Noise

By Daniel Kahneman, Olivier Sibony, and Cass R. Sunstein

I think I grabbed this on a whim because I was a fan of Thinking Fast and Slow and I saw Kahneman’s name on this as I walked through Changing Hands. It was at the top of my stagnant pile of non-fiction book purchases, so I started on it. I ended up switching to audiobook on Libby. With a bunch of cardio to do and a couple long plane flights, I got through it pretty quickly on 2x. It was not a real page turner and felt repetitive. I think I would’ve struggled to get all the way through without the help of audiobook. I’m sure my retention is lower for it, but while I was listening, I wasn’t hit by any unusually impactful points that I was afraid of losing. The conclusion chapter summarized everything pretty well. If I want to recall the insights offered by this book, I think I could get 90% of it by just re-reading the conclusion.

  • Bias is a common concern for why judgments are made poorly, but noise is also very prevalent but ignored
  • In many cases, noise occurs independent of bias and can be resolved independent of bias.

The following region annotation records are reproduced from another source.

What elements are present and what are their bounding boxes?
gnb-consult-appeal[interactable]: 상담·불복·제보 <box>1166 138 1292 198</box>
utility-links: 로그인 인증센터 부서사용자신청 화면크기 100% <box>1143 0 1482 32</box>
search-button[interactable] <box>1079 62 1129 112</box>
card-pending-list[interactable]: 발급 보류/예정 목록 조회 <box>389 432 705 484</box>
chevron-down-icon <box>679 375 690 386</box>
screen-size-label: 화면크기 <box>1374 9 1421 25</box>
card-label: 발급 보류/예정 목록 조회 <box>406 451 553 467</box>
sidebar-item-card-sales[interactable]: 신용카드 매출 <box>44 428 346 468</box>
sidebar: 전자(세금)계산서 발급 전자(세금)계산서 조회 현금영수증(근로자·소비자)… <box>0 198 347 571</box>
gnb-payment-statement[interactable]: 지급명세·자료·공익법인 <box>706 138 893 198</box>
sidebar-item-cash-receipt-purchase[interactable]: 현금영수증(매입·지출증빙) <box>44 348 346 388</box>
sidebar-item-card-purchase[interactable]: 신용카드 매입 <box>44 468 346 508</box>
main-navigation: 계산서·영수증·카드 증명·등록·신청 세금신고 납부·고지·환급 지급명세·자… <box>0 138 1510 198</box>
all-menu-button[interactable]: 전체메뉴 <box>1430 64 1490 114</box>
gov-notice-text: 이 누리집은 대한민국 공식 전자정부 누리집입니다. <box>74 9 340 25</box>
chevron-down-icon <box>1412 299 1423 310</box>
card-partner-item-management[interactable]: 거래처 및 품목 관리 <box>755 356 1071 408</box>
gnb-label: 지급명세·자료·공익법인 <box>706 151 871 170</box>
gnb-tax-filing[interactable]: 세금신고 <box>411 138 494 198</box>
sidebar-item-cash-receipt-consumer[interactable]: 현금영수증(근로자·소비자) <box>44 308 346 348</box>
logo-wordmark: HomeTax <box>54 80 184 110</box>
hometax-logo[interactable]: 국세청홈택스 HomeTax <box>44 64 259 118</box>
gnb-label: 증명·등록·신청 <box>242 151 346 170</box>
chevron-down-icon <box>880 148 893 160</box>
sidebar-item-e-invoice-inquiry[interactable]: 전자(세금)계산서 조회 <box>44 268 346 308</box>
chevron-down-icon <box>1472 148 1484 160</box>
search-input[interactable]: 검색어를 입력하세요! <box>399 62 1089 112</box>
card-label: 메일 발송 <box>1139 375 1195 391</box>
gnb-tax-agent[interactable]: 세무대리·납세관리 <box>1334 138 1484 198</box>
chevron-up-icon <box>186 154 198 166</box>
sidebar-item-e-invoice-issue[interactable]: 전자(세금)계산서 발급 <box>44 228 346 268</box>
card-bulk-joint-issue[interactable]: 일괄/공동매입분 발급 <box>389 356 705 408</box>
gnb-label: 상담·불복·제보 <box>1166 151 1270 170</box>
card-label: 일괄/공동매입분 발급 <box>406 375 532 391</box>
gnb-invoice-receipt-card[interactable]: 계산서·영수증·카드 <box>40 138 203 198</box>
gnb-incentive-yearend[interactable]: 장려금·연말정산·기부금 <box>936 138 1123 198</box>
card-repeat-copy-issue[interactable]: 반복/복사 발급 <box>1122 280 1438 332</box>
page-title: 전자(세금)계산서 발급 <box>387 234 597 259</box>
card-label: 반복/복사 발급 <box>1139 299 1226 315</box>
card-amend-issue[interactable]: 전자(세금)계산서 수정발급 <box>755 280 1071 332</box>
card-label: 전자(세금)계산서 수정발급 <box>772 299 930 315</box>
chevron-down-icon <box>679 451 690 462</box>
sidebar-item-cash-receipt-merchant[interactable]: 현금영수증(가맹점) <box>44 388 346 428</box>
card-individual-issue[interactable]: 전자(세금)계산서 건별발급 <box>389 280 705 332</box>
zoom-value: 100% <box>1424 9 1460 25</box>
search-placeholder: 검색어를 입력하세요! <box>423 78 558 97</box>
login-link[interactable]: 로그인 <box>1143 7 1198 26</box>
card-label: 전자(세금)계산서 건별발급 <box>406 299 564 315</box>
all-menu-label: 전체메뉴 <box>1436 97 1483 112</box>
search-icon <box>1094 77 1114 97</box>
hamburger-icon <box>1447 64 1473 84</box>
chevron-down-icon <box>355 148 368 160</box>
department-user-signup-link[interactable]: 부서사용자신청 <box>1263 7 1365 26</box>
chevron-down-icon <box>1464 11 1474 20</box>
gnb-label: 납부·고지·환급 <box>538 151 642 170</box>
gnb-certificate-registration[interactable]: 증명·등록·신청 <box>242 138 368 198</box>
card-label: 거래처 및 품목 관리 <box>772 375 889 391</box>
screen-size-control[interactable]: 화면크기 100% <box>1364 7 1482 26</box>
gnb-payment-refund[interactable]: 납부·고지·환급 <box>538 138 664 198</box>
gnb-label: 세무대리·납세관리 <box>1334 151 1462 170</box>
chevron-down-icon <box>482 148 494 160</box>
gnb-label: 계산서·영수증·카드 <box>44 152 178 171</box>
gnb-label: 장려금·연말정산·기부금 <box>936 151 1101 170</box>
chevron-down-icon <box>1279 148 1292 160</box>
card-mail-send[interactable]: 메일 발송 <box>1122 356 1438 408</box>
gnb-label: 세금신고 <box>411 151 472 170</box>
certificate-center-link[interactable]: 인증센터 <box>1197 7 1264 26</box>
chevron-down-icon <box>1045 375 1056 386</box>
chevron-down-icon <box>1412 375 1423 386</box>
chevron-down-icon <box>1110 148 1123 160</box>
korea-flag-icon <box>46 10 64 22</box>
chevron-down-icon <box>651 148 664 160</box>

Also, it is worth doing so even if bias remains (although not necessarily if the anti-noise solution makes bias worse).
  • Noise can be observed and addressed even when the “correct” outcomes are unknown or unknowable. The book keeps referring back to a metaphor of archery observed from the back of a target. The observer wouldn’t know how close any of the shots were to the bullseye, but it would be clear if the grouping was tight or if it was all over the place. If the shots are all over the place, there’s a noise problem regardless of where the bullseye was located on the front of the target.
  • Performance reviews are typically 25% signal and 75% noise
  • Unstructured interviews are very noisy
  • Simple rules/formulas are less noisy than unbounded human judgement and often (but not always) result in a lower amount of error. Many people don’t like this and take it as an insult to their intelligence and ability to judge.

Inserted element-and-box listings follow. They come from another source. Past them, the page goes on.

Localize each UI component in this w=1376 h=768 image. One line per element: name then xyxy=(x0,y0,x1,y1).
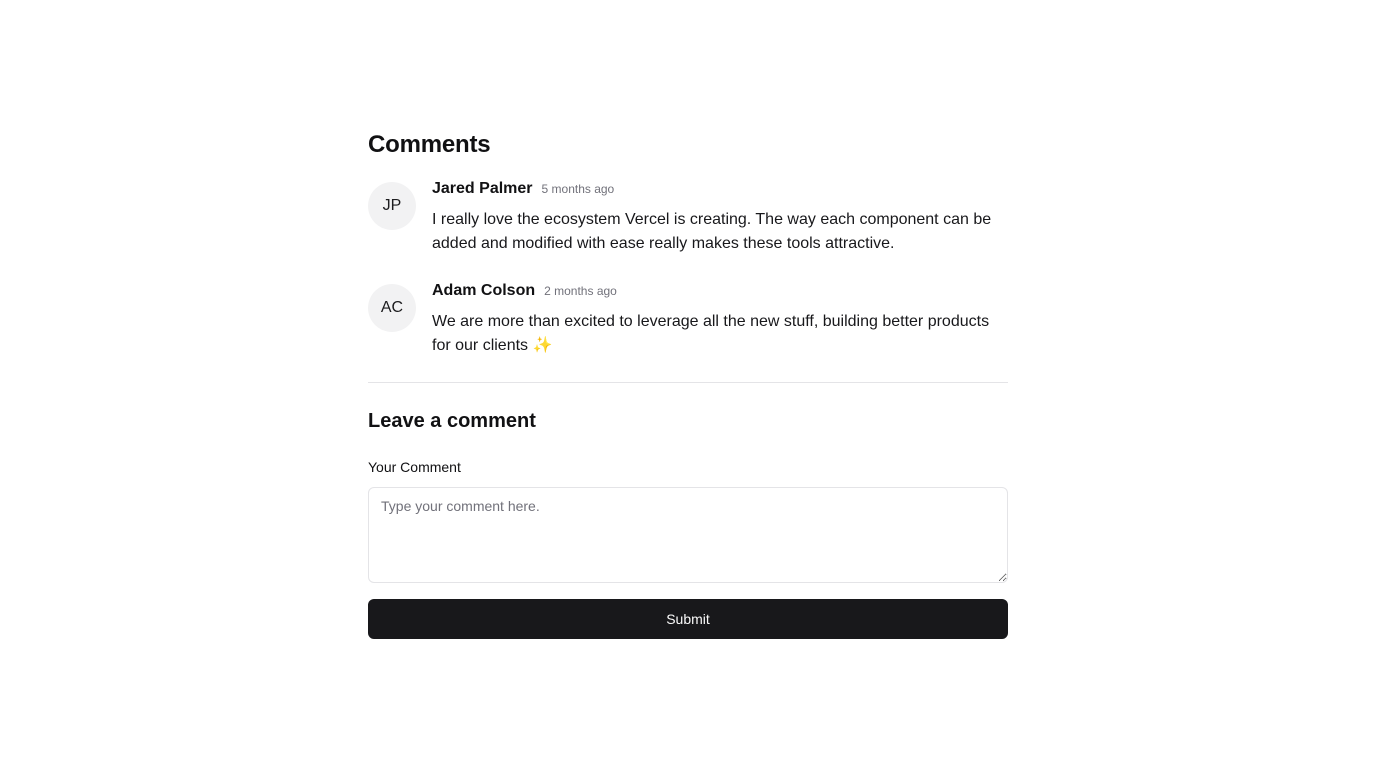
comments-heading: Comments xyxy=(368,131,491,158)
comments-list: JP Jared Palmer 5 months ago I really lo… xyxy=(368,180,1008,358)
comments-container: Comments JP Jared Palmer 5 months ago I … xyxy=(368,128,1008,639)
comment-author: Jared Palmer xyxy=(432,180,533,197)
comment-timestamp: 2 months ago xyxy=(544,284,617,298)
comment-timestamp: 5 months ago xyxy=(541,182,615,196)
comment-author: Adam Colson xyxy=(432,282,536,299)
leave-comment-heading: Leave a comment xyxy=(368,410,536,432)
comment-body: Jared Palmer 5 months ago I really love … xyxy=(432,180,1008,256)
comment-item: AC Adam Colson 2 months ago We are more … xyxy=(368,282,1008,358)
submit-button[interactable]: Submit xyxy=(368,599,1008,639)
comment-text: We are more than excited to leverage all… xyxy=(432,313,990,354)
section-divider xyxy=(368,382,1008,383)
avatar: AC xyxy=(368,284,416,332)
avatar: JP xyxy=(368,182,416,230)
comment-item: JP Jared Palmer 5 months ago I really lo… xyxy=(368,180,1008,256)
comment-field-label: Your Comment xyxy=(368,459,461,475)
comment-text: I really love the ecosystem Vercel is cr… xyxy=(432,211,992,252)
comment-textarea[interactable] xyxy=(368,487,1008,583)
comment-body: Adam Colson 2 months ago We are more tha… xyxy=(432,282,1008,358)
comment-header: Jared Palmer 5 months ago xyxy=(432,180,1008,204)
comment-header: Adam Colson 2 months ago xyxy=(432,282,1008,306)
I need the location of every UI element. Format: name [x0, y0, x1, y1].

  • Besides variations between people, a single person is inconsistent with himself for the reasons I’ve seen in other books (like Determined, Thinking Fast and Slow, Predictably Irrational). Blood sugar, sleep levels, prompting with positive or negative information prior to the decision, and common fallacies make us unreliable.
  • Averaging (truly) independent judgements can reduce noise. See: Wisdom of Crowds. They must be truly independent. Cascades can happen if communication happens before judgements are made.
  • Hard rules that are objectively true or false depending on the facts reduce noise in a way that standards (open to personal judgment) do not.
  • Ranking is less noisy than rating separately although forced ranking can create errors of its own. A small group doesn’t necessarily represent the full bell curve of performance, so fitting the rankings to the curve could be entirely wrong.
  • Well described examples can be used to make rating more like ranking. A thorough rubric reduces noise. Comparing a review subject with levels on a rubric allows for clear comparisons like ranking but without a forced rating outcome.
  • In cases where measurable predictions are made repeatedly, data can be collected to measure the efficacy of decision making. In other circumstances, the outcomes may be immeasurable or unknown. In others, a decision may be unique and made only once. The same principles of good decision making, that reduce noise, can be applied to those other cases.